We show up 8 hours and our employers pay us for those 8 hours. The better way? Exchanging value for money. Not everyone takes 40 hours per week to do amazing work within their job, so why force talented people to adhere to a schedule that might not make sense?
The 8 Hour Workday Doesn’t Allow for Maximum Creativity and Productivity
As much as some companies may wish it were true, humans aren’t machines.
We don’t have on switches that can be flipped at 9am and then turn it all off at 5pm. While having a consistent schedule does help with efficiency and productivity, the normal 8 hour schedule most of us work now doesn’t take advantage of human beings’ natural rhythms and flows.
Personally, I know that I do my best work in the mornings from about 8 am – 11 am and at night from 8 pm – midnight.
People are more often creative and work best in blocks of time throughout the entire day with periods of rest and downtime in between. The set 8 hour workday doesn’t allow for this.

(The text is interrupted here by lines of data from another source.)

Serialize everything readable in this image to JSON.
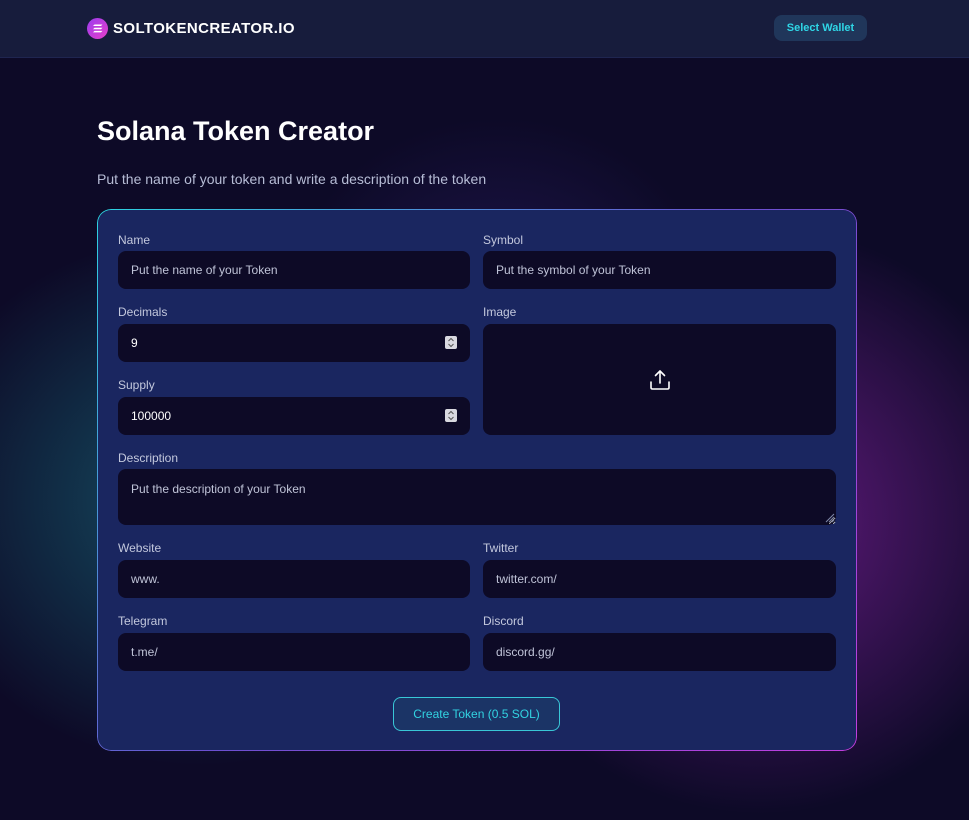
{
  "header": {
    "brand": "SOLTOKENCREATOR.IO",
    "wallet_button": "Select Wallet"
  },
  "page": {
    "title": "Solana Token Creator",
    "subtitle": "Put the name of your token and write a description of the token"
  },
  "form": {
    "name": {
      "label": "Name",
      "placeholder": "Put the name of your Token"
    },
    "symbol": {
      "label": "Symbol",
      "placeholder": "Put the symbol of your Token"
    },
    "decimals": {
      "label": "Decimals",
      "value": "9"
    },
    "image": {
      "label": "Image",
      "icon": "upload-icon"
    },
    "supply": {
      "label": "Supply",
      "value": "100000"
    },
    "description": {
      "label": "Description",
      "placeholder": "Put the description of your Token"
    },
    "website": {
      "label": "Website",
      "value": "www."
    },
    "twitter": {
      "label": "Twitter",
      "value": "twitter.com/"
    },
    "telegram": {
      "label": "Telegram",
      "value": "t.me/"
    },
    "discord": {
      "label": "Discord",
      "value": "discord.gg/"
    },
    "submit": "Create Token (0.5 SOL)"
  },
  "colors": {
    "accent_cyan": "#2fd6e6",
    "accent_purple": "#c23ee0",
    "card_bg": "#1a2660",
    "input_bg": "#0d0a26"
  }
}
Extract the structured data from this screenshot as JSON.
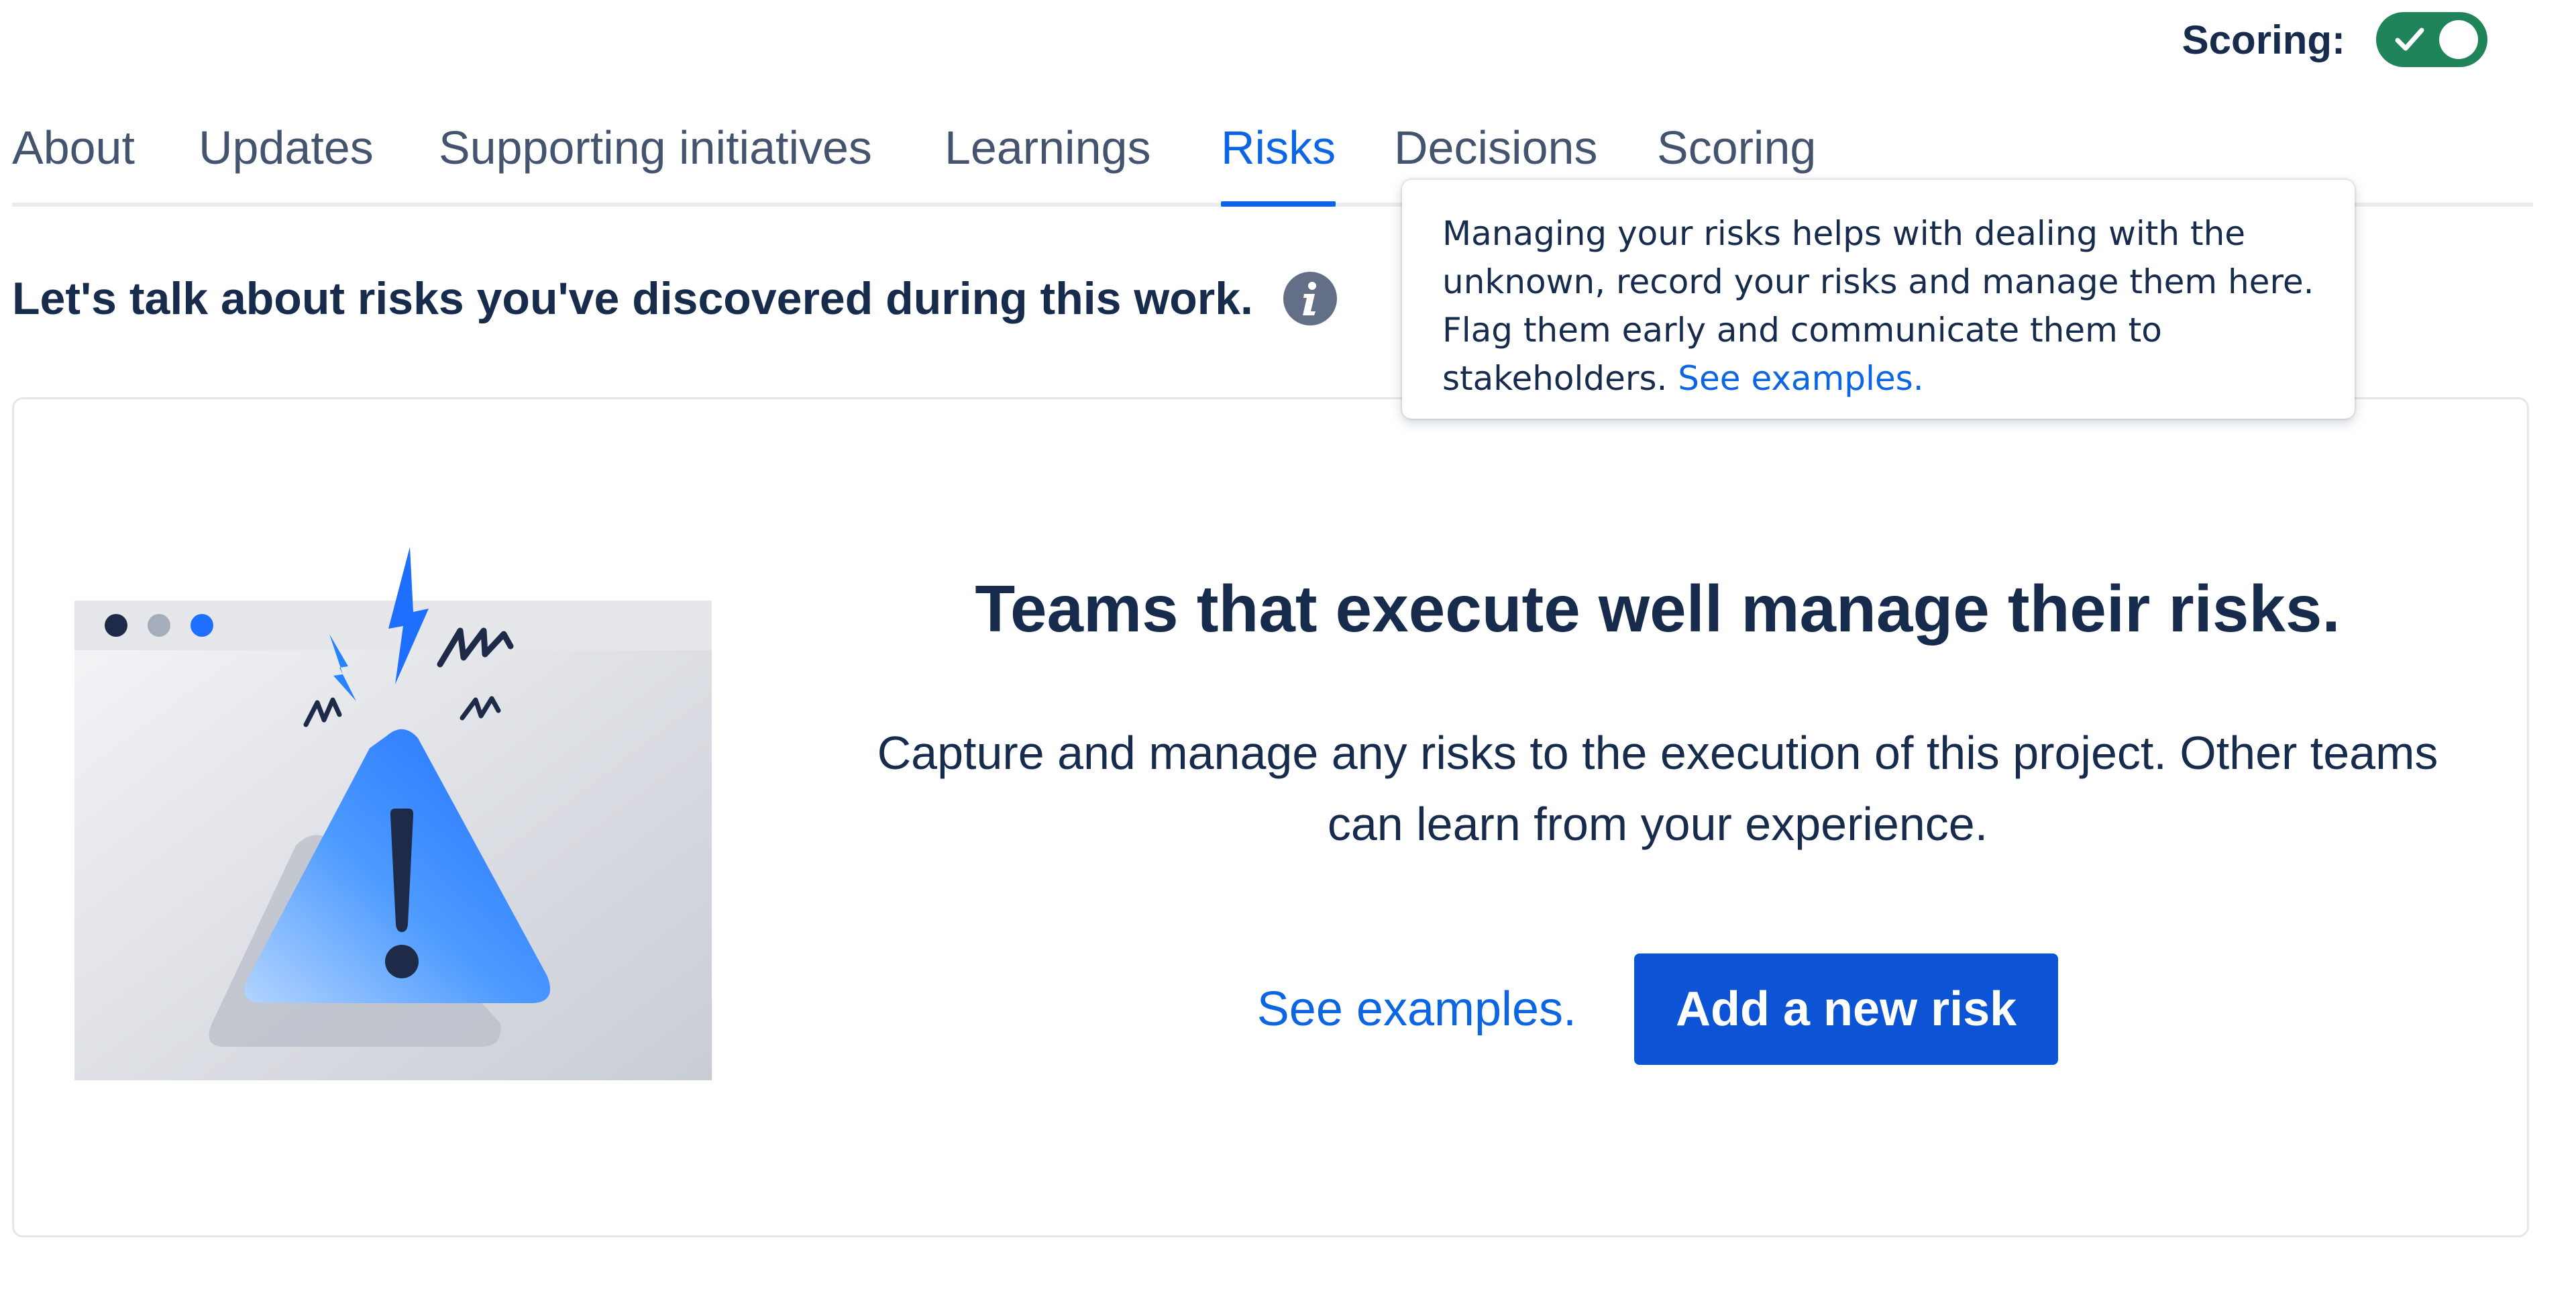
{
  "header": {
    "scoring_label": "Scoring:",
    "scoring_toggle_on": true
  },
  "tabs": [
    {
      "label": "About",
      "active": false
    },
    {
      "label": "Updates",
      "active": false
    },
    {
      "label": "Supporting initiatives",
      "active": false
    },
    {
      "label": "Learnings",
      "active": false
    },
    {
      "label": "Risks",
      "active": true
    },
    {
      "label": "Decisions",
      "active": false
    },
    {
      "label": "Scoring",
      "active": false
    }
  ],
  "intro": {
    "text": "Let's talk about risks you've discovered during this work.",
    "icon": "info-icon"
  },
  "tooltip": {
    "text": "Managing your risks helps with dealing with the unknown, record your risks and manage them here. Flag them early and communicate them to stakeholders.",
    "link": "See examples."
  },
  "empty_state": {
    "title": "Teams that execute well manage their risks.",
    "description": "Capture and manage any risks to the execution of this project. Other teams can learn from your experience.",
    "link_label": "See examples.",
    "button_label": "Add a new risk",
    "illustration": "warning-triangle-illustration"
  },
  "colors": {
    "accent": "#0c66e4",
    "button": "#0c53d6",
    "toggle_on": "#1f845a",
    "text": "#172b4d"
  }
}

The brain isn’t designed to do hard work and constantly focus for that set amount of time without multiple breaks.
Additionally, some people are naturally better workers in the early morning hours, while others do their best work in the afternoons and still others are true night owls.
People Just Don’t Like the Restriction
If you’re supposed to get 8 hours of sleep per night, and you’re forced to work another 8 hours, that only leaves a third 8 hours for all the rest of your life.
Often, 2 of those hours are eaten up by a stressful commute to and from work and schedule you’re forced into, which realistically leaves only 6 hours for family, relaxation, exercise, hobbies, and chores or errands.
Unsurprisingly, this way of living can be extremely unsatisfying.
Companies that refuse to deviate from the traditional 8 hour work day may soon find that they lose their best workers and talent to either A. companies that are embracing more forward-thinking models and allow for remote work, flexible hours, or other alternatives to the old-school 9 to 5, or B. entrepreneurship.
Employees with a heavy skill set and a drive to succeed are realizing that there’s a better way than an enforced 8 hour workday. With the rise of side hustles and side businesses, more and more people are making the transition from working for someone else to working for themselves.
We’ve seen a lot of stories in recent years of the greed in Corporate America: board members flying private jets while their employees are getting laid off and large bonuses being awarded only to upper management.
Why would you toil away working your tail off when someone else gets to reap all the benefits?
The traditional 8 hour work day is, simply put, old and not useful to us anymore.
It’s an inefficient way to work, because it creates many hours of empty, wasted time. But times are changing. Employers are very slowly realizing that a new way of doing business is taking over, and employees are realizing that if they no longer find the 8 hour workday in someone else’s business is acceptable, they can run their own business, set their own schedule, and be in charge of their own freedom.
Readers, what do you think about working a traditional 8 hour work day? It might be a good starting point for most of us but doesn’t it make sense to find a more flexible job or go out on your own and start your own business?